13.05.2019 13:49
Quelle: schweizerbauer.ch - blu
Parteien
«Fehlanreize bei Landwirtschaft beseitigen»
Die Grünliberalen (GLP) haben am Montag ihre Ziele für die Wahlen 2019 kommuniziert. Auch für die Landwirtschaft hat sich Partei solche verfasst. Sie will einen fundamentalen Richtungswechsel. Die GLP lehnt die Trinkwasserinitiative ab, will aber einen Gegenvorschlag. Eine Lenkungsabgabe auf Import-Futtermittel wird in Erwägung gezogen.

Die Grünliberalen (GLP) sind vor allem in den Städten gut verankert. Die Partei möchte aber auch auf dem Land zulegen. Der Wähleranteil lag bei den Wahlen 2015 bei 4.6 Prozent, vier Jahre zuvor konnte die Partei noch 5.4 Prozent auf sich vereinen. Derzeit verfügt sich im Nationalrat über 7 Sitze.

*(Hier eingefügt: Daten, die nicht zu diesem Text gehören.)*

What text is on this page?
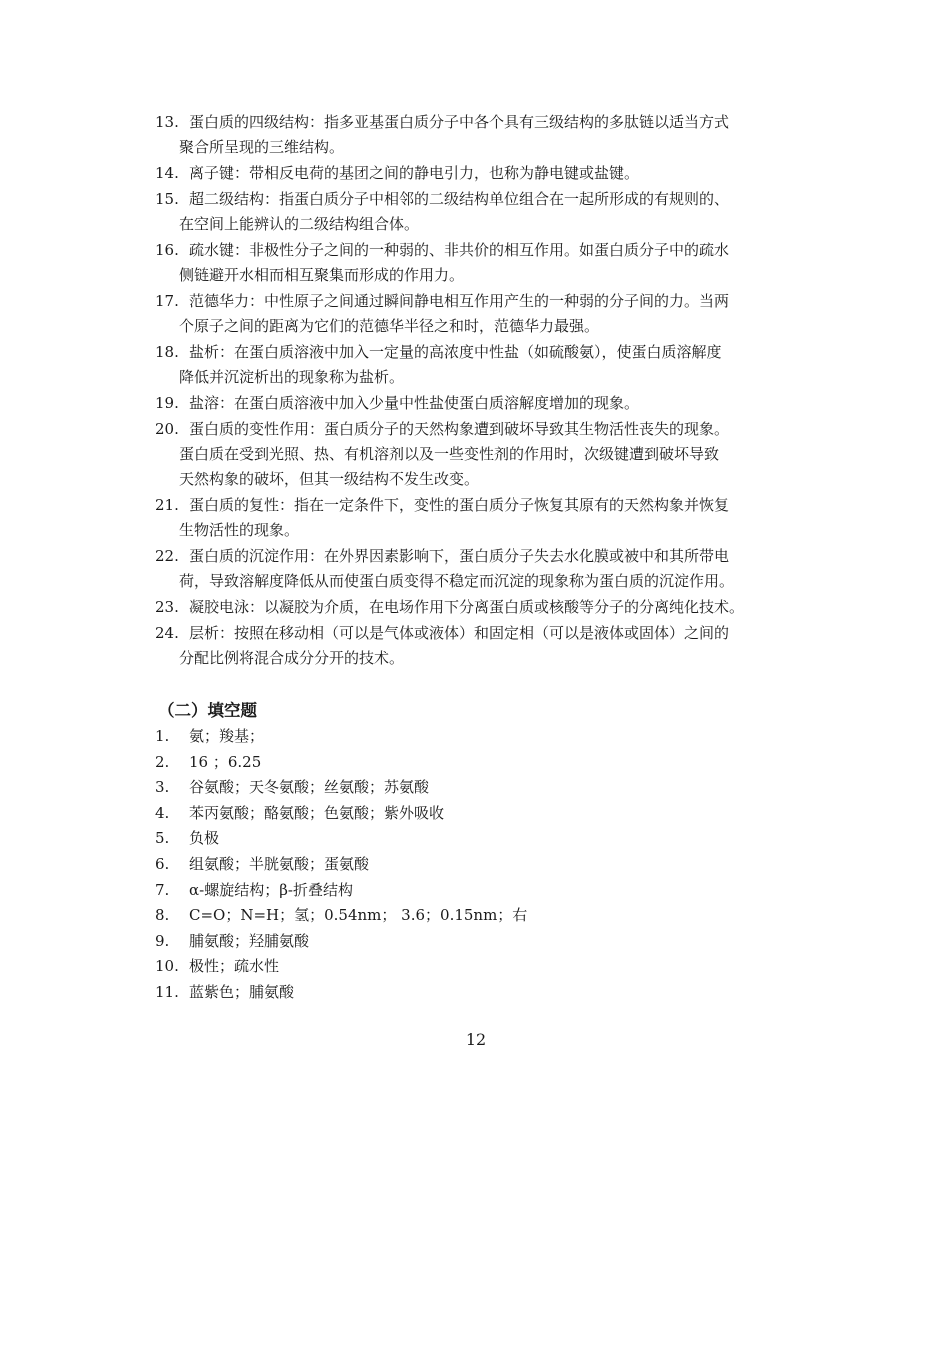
13. 蛋白质的四级结构：指多亚基蛋白质分子中各个具有三级结构的多肽链以适当方式
聚合所呈现的三维结构。
14. 离子键：带相反电荷的基团之间的静电引力，也称为静电键或盐键。
15. 超二级结构：指蛋白质分子中相邻的二级结构单位组合在一起所形成的有规则的、
在空间上能辨认的二级结构组合体。
16. 疏水键：非极性分子之间的一种弱的、非共价的相互作用。如蛋白质分子中的疏水
侧链避开水相而相互聚集而形成的作用力。
17. 范德华力：中性原子之间通过瞬间静电相互作用产生的一种弱的分子间的力。当两
个原子之间的距离为它们的范德华半径之和时，范德华力最强。
18. 盐析：在蛋白质溶液中加入一定量的高浓度中性盐（如硫酸氨），使蛋白质溶解度
降低并沉淀析出的现象称为盐析。
19. 盐溶：在蛋白质溶液中加入少量中性盐使蛋白质溶解度增加的现象。
20. 蛋白质的变性作用：蛋白质分子的天然构象遭到破坏导致其生物活性丧失的现象。
蛋白质在受到光照、热、有机溶剂以及一些变性剂的作用时，次级键遭到破坏导致
天然构象的破坏，但其一级结构不发生改变。
21. 蛋白质的复性：指在一定条件下，变性的蛋白质分子恢复其原有的天然构象并恢复
生物活性的现象。
22. 蛋白质的沉淀作用：在外界因素影响下，蛋白质分子失去水化膜或被中和其所带电
荷，导致溶解度降低从而使蛋白质变得不稳定而沉淀的现象称为蛋白质的沉淀作用。
23. 凝胶电泳：以凝胶为介质，在电场作用下分离蛋白质或核酸等分子的分离纯化技术。
24. 层析：按照在移动相（可以是气体或液体）和固定相（可以是液体或固体）之间的
分配比例将混合成分分开的技术。
（二）填空题
1. 氨；羧基；
2. 16 ；6.25
3. 谷氨酸；天冬氨酸；丝氨酸；苏氨酸
4. 苯丙氨酸；酪氨酸；色氨酸；紫外吸收
5. 负极
6. 组氨酸；半胱氨酸；蛋氨酸
7. α-螺旋结构；β-折叠结构
8. C=O；N=H；氢；0.54nm； 3.6；0.15nm；右
9. 脯氨酸；羟脯氨酸
10. 极性；疏水性
11. 蓝紫色；脯氨酸
12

Nun will die Partei im Herbst einen Wähleranteil von 7 Prozent und mindestens 10 Nationalratssitze erreichen.

Gegen Rückerstattung und mehr Markt

Die Grünliberalen befassen sich intensiv mit der Landwirtschaft. In den vergangenen Monaten hat sich die Partei mit einigen Vorstössen keine Freunde gemacht. Unter anderem forderten sie die Abschaffung der Rückerstattung der Mineralölsteuer an die Bauern. Der GLP-Parteipräsident Jürg Grossen erachtet die Rückerstattung einerseits als Privileg und andererseits als unökologisch.

Zudem will die GLP eine marktorientierte und ökologische Landwirtschaftspolitik. «Wir wollen, dass die Schweiz gesunde, möglichst lokal produzierte Lebensmittel produziert und nicht von Futtermittelzuschüssen aus dem Ausland lebt», sagte Grossen Anfang Januar 2019.

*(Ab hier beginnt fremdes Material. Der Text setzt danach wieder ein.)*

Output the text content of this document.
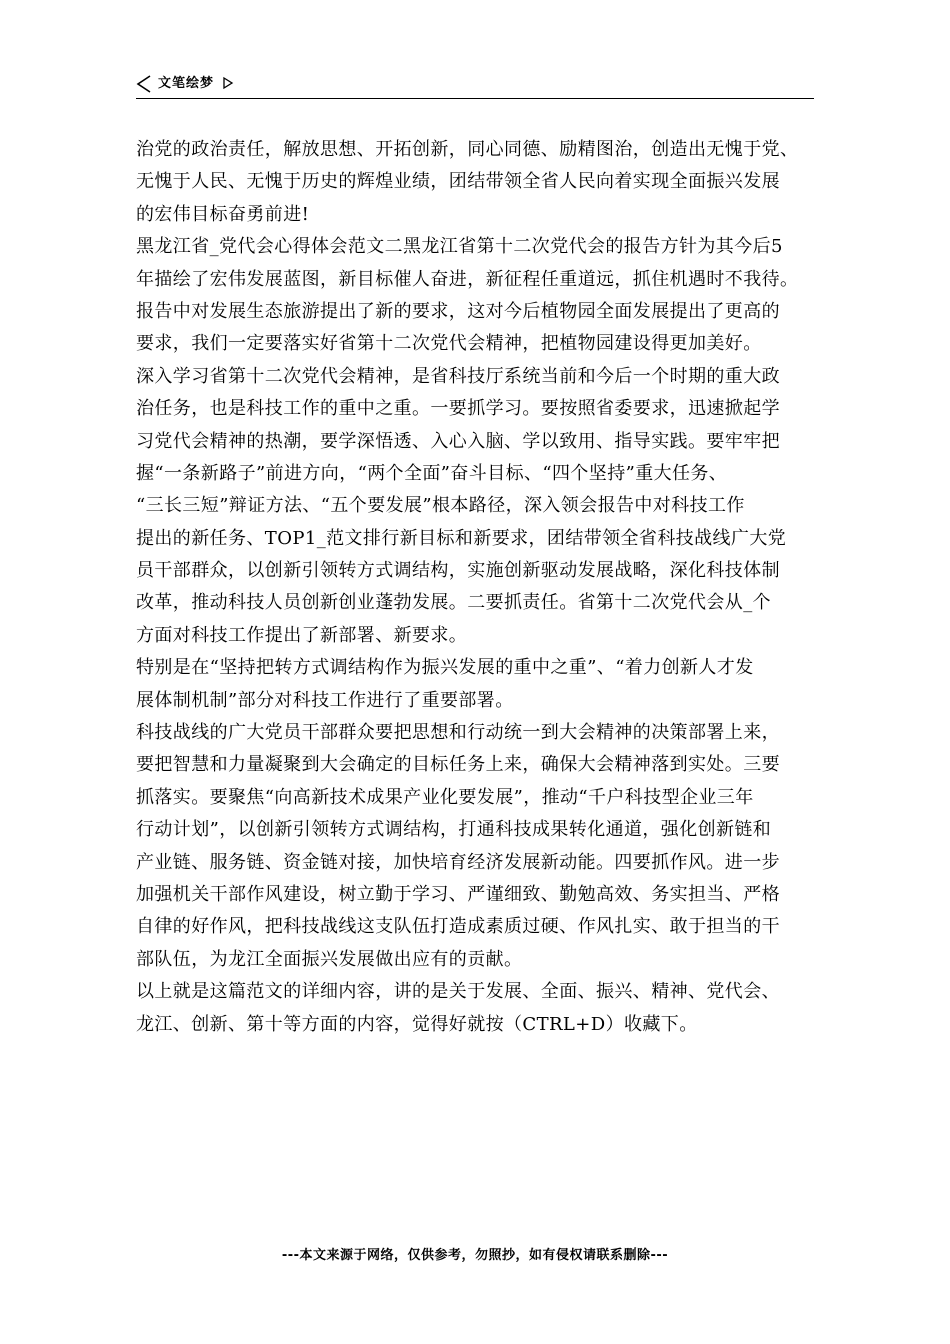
文笔绘梦
治党的政治责任，解放思想、开拓创新，同心同德、励精图治，创造出无愧于党、
无愧于人民、无愧于历史的辉煌业绩，团结带领全省人民向着实现全面振兴发展
的宏伟目标奋勇前进!
黑龙江省_党代会心得体会范文二黑龙江省第十二次党代会的报告方针为其今后5
年描绘了宏伟发展蓝图，新目标催人奋进，新征程任重道远，抓住机遇时不我待。
报告中对发展生态旅游提出了新的要求，这对今后植物园全面发展提出了更高的
要求，我们一定要落实好省第十二次党代会精神，把植物园建设得更加美好。
深入学习省第十二次党代会精神，是省科技厅系统当前和今后一个时期的重大政
治任务，也是科技工作的重中之重。一要抓学习。要按照省委要求，迅速掀起学
习党代会精神的热潮，要学深悟透、入心入脑、学以致用、指导实践。要牢牢把
握“一条新路子”前进方向，“两个全面”奋斗目标、“四个坚持”重大任务、
“三长三短”辩证方法、“五个要发展”根本路径，深入领会报告中对科技工作
提出的新任务、TOP1_范文排行新目标和新要求，团结带领全省科技战线广大党
员干部群众，以创新引领转方式调结构，实施创新驱动发展战略，深化科技体制
改革，推动科技人员创新创业蓬勃发展。二要抓责任。省第十二次党代会从_个
方面对科技工作提出了新部署、新要求。
特别是在“坚持把转方式调结构作为振兴发展的重中之重”、“着力创新人才发
展体制机制”部分对科技工作进行了重要部署。
科技战线的广大党员干部群众要把思想和行动统一到大会精神的决策部署上来，
要把智慧和力量凝聚到大会确定的目标任务上来，确保大会精神落到实处。三要
抓落实。要聚焦“向高新技术成果产业化要发展”，推动“千户科技型企业三年
行动计划”，以创新引领转方式调结构，打通科技成果转化通道，强化创新链和
产业链、服务链、资金链对接，加快培育经济发展新动能。四要抓作风。进一步
加强机关干部作风建设，树立勤于学习、严谨细致、勤勉高效、务实担当、严格
自律的好作风，把科技战线这支队伍打造成素质过硬、作风扎实、敢于担当的干
部队伍，为龙江全面振兴发展做出应有的贡献。
以上就是这篇范文的详细内容，讲的是关于发展、全面、振兴、精神、党代会、
龙江、创新、第十等方面的内容，觉得好就按（CTRL+D）收藏下。
---本文来源于网络，仅供参考，勿照抄，如有侵权请联系删除---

«Subventionieren die Verschmutzung»

Am Montag trat die Partei vor die Medien und gab ihre Ziele für die Wahlen 2019 bekannt. Pflanzenschutzmittel, Düngung, Biodiversität und Futtermittel sind die Hauptthemen. Die Biodiversität und die Wasserqualität in der Schweiz seien bedroht. «Wir subventionieren heute die Verschmutzung des Trinkwassers, der Böden und die Zerstörung der Biodiversität sowie der Lebensgrundlagen der Landwirte selber», sagte Nationalrat Martin Bäumle (ZH). Obwohl der Staat die Landwirtschaft jedes Jahr mit Milliarden unterstütze, werde bis heute kein einziges Umweltziel erreicht, fuhr er fort. «Die Folge sind Biodiversitätsverlust, Düngerüberschüsse sowie Gewässer- und Bodenbelastungen», betonte Bäumle. 

Die GLP - 2004 von abgesprungenen Grünen im Kanton Zürich gegründet - trat 2007 erstmals zu eidgenössischen Wahlen an und holte einen Wähleranteil von 1,4 Prozent. 2011 schaffte die Partei den Sprung auf 5,4 Prozent, um 2015 auf 4,6 Prozent zurückzufallen.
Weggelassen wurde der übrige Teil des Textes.